Method Patients with a diagnosis of both CRC and IBD were identified from a national administrative dataset (Hospital Episode Statistics – HES). Multivariable cox proportional hazards regression analyses (adjusting for gender, age, medical comorbidity, mode of admission, operation type, chemotherapy) were used to determine survival differences.

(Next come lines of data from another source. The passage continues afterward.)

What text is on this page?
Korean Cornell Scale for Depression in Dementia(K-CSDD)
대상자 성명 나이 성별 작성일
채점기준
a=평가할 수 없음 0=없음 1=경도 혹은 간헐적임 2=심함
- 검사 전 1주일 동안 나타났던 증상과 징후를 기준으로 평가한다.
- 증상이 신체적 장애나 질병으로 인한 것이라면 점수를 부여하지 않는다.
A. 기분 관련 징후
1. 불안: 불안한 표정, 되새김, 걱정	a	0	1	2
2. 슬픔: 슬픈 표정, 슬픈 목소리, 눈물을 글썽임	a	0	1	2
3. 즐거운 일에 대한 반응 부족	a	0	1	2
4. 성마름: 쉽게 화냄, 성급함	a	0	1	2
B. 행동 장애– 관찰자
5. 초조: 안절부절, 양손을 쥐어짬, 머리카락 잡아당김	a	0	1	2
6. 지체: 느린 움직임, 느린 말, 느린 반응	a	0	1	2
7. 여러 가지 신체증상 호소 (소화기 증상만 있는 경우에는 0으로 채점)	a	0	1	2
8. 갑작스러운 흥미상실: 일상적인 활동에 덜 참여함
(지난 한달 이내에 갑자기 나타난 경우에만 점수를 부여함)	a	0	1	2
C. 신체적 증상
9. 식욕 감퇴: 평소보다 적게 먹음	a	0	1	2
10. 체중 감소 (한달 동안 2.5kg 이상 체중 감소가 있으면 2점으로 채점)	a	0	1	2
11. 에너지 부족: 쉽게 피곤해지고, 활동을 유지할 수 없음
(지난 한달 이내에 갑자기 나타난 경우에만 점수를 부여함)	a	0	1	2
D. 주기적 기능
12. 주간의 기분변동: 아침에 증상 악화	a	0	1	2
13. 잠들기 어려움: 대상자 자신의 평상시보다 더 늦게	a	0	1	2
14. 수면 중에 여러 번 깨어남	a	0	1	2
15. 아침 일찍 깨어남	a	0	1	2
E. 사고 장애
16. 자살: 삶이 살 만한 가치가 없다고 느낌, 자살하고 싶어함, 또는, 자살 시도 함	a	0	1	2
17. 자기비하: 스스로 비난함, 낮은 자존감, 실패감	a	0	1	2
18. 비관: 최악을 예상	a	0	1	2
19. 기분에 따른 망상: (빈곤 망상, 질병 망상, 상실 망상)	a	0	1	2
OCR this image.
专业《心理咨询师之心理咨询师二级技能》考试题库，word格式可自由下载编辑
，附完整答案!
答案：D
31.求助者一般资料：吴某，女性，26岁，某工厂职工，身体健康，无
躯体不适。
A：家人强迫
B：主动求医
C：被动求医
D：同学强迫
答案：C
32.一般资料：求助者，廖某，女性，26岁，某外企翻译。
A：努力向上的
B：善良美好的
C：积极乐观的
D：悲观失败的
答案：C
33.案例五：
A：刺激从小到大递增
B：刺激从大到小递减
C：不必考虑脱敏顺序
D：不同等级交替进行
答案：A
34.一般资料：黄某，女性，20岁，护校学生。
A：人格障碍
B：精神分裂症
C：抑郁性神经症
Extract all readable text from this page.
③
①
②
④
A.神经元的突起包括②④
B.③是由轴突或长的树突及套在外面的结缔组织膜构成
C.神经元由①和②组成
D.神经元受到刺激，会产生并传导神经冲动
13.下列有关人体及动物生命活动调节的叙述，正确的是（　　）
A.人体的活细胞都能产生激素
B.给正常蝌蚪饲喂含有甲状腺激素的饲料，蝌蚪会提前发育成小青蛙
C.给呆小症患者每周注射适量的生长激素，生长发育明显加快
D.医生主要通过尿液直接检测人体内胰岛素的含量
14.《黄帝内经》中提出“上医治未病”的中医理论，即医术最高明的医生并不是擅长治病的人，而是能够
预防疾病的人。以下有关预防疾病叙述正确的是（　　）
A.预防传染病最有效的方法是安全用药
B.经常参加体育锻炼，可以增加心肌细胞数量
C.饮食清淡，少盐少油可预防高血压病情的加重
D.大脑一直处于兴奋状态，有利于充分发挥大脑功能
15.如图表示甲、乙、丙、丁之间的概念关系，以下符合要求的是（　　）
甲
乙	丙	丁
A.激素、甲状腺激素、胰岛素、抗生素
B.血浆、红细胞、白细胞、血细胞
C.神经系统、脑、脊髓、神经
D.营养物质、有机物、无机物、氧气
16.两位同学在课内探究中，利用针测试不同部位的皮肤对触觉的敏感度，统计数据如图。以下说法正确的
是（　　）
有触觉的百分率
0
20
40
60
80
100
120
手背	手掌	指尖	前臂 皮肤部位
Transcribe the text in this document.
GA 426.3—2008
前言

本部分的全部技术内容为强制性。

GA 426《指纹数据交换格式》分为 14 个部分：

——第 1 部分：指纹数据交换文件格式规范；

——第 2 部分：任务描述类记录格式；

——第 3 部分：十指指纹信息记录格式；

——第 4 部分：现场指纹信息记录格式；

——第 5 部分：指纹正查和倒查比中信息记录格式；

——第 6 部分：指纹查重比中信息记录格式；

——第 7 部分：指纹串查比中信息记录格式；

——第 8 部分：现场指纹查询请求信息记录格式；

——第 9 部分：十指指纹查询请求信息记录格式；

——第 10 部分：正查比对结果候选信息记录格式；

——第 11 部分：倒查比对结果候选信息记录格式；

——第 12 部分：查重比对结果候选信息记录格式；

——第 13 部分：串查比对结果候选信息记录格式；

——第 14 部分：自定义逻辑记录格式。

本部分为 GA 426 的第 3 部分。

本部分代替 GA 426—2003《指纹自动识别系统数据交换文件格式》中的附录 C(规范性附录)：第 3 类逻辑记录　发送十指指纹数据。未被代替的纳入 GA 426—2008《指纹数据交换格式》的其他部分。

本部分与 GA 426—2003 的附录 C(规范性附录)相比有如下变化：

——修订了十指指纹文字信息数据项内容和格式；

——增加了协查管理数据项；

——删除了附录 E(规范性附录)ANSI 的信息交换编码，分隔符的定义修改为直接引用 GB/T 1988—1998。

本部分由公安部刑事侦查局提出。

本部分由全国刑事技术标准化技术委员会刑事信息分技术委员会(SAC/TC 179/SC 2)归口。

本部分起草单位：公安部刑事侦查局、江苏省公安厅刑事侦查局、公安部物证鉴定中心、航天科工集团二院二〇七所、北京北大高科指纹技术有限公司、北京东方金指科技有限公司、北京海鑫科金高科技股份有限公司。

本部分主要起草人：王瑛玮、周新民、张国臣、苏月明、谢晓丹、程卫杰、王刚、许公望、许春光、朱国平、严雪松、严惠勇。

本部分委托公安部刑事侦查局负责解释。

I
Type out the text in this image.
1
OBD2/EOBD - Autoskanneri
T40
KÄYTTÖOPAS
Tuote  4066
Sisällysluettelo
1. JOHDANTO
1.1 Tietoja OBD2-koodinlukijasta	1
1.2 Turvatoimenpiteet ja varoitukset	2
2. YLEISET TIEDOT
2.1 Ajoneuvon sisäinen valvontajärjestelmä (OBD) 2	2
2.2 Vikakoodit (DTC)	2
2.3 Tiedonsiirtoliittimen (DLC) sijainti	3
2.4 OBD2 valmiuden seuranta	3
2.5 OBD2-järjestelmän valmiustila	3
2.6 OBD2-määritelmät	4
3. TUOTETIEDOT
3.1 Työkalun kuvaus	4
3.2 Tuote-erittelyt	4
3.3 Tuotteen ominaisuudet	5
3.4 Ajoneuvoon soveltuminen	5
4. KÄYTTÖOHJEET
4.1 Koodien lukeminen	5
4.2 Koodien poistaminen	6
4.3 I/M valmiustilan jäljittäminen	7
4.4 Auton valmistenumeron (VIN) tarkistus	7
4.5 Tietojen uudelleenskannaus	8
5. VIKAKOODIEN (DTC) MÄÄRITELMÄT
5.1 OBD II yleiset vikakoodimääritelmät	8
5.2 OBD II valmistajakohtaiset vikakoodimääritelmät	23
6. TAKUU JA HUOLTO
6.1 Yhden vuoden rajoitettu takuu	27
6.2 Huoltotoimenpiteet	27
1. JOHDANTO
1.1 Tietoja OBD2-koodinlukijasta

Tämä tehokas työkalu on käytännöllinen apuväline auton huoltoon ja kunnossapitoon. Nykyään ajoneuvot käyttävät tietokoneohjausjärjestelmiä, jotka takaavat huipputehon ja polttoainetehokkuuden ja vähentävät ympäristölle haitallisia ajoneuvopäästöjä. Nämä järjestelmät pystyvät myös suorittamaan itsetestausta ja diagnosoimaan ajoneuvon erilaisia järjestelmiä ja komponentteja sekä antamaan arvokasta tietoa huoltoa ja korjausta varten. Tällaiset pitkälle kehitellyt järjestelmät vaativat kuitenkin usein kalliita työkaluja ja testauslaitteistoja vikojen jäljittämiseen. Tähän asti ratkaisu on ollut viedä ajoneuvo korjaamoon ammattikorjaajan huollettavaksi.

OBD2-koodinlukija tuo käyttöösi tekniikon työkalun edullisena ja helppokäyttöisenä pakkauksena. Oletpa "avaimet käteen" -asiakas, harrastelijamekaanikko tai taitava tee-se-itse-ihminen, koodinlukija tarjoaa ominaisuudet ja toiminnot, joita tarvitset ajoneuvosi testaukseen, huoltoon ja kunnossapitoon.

Results A total of 286,591 patients underwent surgery for CRC in England, between 1997–2012: 0.5% (n = 1,546) had UC and 0.3% (n = 776) had CD. Patients with IBD were diagnosed with CRC at a significantly younger age compared with sporadic patients (UC median age 64, CD median age 63, sporadic median age 71, p < 0.001). Long-term survival in patients with IBD was poor compared with sporadic CRC patients (HR 1.19, CI 1.12–1.26, p < 0.001). On sub-group analysis patients with UC had a 12% reduction in their survival (HR 1.12, CI 1.04–1.20, p = 0.003), whereas those with CD had a 32% reduction (HR 1.32, CI 1.20–1.45, p= <0.01). This difference in survival persisted even when adjusting for immediate post-operative mortality.
Conclusion IBD associated CRC develops at a younger age than sporadic CRC with poorer long-term survival, particularly for patients with CD. The reasons for shortened survival amongst IBD patients who develop CRC are unclear.
Disclosure of interest None Declared.